Descendants of the Enslaved Held by the McCain Family
The first video is footage from CNN, which aired today, October 20, 2008, a segment called The Black McCains, that serves as an introduction to the Black side of the McCain family, who trace their ancestry to two enslaved persons who resided on the plantation owned by Senator John McCain's great great grandfather, William Alexander McCain.
Some may have learned of the descendants of the enslaved held in bondage by the McCain family in 2000.
This documentation includes slave schedules from Sept. 8, 1860, which list as the slave owner, "W.A. McCain." The schedules list the McCain family's slaves in the customary manner of the day -- including their age, gender and "color," labelling each either "black" or "mulatto." The slaves ranged in age from 6 months to 60 years.
Douglas A. Blackmon, author of Slavery By Another Name, which tells of a form of slavery extended well into the Twentieth Century until the start of World War II, through the use of the prison camp system that existed throughout the Southern states in the United States, wrote an article, Two Families Named McCain, that appeared at the Wall Street Journal online on October 17, 2008.
From Mr. Blackmon's article:
Lillie McCain is watching the presidential campaign from a singular perspective.
A 56-year-old psychology professor whose family spans five generations from the enslavement of her great-great-grandparents to her own generation's fight for civil rights, Ms. McCain appreciates the social changes that have opened the way for Sen. Barack Obama to be the first major-party black contender for the White House.
WSJ's Douglas Blackmon speaks with Charles McCain Jr. and his sister Mary McCain Fluker, descendants of slaves held at the Mississippi plantation owned by the family ofSen. John McCain's great-great-grandfather. (Oct. 16)

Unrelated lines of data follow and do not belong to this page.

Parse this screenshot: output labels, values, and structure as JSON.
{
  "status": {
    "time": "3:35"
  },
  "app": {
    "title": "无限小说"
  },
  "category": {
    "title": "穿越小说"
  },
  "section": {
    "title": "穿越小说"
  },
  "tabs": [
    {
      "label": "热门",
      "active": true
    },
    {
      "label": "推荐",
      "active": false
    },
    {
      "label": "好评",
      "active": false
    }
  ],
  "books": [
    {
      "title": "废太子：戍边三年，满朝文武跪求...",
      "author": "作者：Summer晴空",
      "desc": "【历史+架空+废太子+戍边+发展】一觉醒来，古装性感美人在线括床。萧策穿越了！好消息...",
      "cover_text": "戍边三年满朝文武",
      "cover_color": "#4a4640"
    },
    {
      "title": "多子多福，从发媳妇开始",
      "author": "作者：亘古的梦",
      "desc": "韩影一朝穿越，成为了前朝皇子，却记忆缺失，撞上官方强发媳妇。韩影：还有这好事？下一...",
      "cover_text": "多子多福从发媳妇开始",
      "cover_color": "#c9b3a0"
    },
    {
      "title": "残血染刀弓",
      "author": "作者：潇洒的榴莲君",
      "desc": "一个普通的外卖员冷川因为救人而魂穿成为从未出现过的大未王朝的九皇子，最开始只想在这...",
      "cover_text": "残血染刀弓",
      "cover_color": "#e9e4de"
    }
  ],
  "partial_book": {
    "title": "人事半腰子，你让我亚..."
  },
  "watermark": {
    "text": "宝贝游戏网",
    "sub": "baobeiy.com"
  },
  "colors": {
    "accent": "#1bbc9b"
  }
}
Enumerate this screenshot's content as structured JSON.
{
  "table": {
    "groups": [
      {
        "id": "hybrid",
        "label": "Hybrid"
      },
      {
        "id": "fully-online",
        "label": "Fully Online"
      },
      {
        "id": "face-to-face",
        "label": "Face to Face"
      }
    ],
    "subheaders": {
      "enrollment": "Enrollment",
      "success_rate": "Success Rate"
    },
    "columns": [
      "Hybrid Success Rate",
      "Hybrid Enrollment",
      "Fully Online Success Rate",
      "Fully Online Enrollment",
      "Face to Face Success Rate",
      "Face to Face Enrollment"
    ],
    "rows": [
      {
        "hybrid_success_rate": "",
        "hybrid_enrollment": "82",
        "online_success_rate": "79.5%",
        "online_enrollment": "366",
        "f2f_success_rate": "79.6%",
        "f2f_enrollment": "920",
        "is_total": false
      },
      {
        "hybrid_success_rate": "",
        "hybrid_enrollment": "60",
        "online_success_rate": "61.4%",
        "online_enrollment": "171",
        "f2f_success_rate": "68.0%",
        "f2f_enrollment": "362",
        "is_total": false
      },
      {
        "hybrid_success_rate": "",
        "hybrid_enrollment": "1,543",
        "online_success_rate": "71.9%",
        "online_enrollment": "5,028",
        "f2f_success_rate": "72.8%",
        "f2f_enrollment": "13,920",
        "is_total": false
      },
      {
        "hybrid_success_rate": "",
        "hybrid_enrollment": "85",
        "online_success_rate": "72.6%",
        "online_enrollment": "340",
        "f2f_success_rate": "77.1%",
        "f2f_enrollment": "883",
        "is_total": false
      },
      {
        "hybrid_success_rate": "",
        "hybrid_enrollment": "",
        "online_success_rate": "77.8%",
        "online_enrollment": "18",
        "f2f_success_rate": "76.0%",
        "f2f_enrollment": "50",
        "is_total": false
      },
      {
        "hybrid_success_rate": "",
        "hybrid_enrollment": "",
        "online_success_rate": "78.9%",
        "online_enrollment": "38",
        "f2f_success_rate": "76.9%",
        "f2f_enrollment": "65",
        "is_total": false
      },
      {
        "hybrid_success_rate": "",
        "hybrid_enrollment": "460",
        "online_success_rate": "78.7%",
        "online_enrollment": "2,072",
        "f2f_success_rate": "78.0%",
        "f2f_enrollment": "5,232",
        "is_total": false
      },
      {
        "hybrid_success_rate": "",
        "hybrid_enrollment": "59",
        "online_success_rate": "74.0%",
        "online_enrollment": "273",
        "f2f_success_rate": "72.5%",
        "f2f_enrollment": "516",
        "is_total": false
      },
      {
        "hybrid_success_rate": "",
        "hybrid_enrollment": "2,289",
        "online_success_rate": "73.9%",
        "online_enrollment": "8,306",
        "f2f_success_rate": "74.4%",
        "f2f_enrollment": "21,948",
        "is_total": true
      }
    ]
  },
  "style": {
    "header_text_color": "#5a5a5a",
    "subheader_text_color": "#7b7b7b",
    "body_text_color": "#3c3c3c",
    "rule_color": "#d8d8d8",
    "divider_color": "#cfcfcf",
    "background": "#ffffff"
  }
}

But she also has an uncommon view on another American passage. Ms. McCain and her siblings are descended from two of about 120 slaves held before the end of the Civil War at Teoc, the Mississippi plantation owned by the family of Republican nominee John McCain's great-great-grandfather.
From an article at the South Florida Times.com, last updated October 20, 2008:
Sen. John McCain’s great, great grandfather, William Alexander McCain (1812-1863), fought for the Confederacy and owned a 2,000-acre plantation named Waverly in Teoc. The family dealt in the slave trade, and, according to official records, held at least 52 slaves on the family’s plantation. The enslaved Africans were likely used as servants, for labor, and for breeding more slaves.
William McCain’s son, and Sen. John McCain’s great grandfather, John Sidney McCain (1851-1934), eventually assumed the duty of running the family’s plantation.
W.A. “Bill” McCain IV, a white McCain cousin, and his wife Edwina, are the current owners of the land. Both told the South Florida Times that they attend the reunions. They also said the McCain campaign had asked them not to speak to the media about the reunions, or about why the senator has never acknowledged the family gatherings.
The Blackmon article states that Ms. McCain and her siblings support Senator Barack Obama for president of the United States.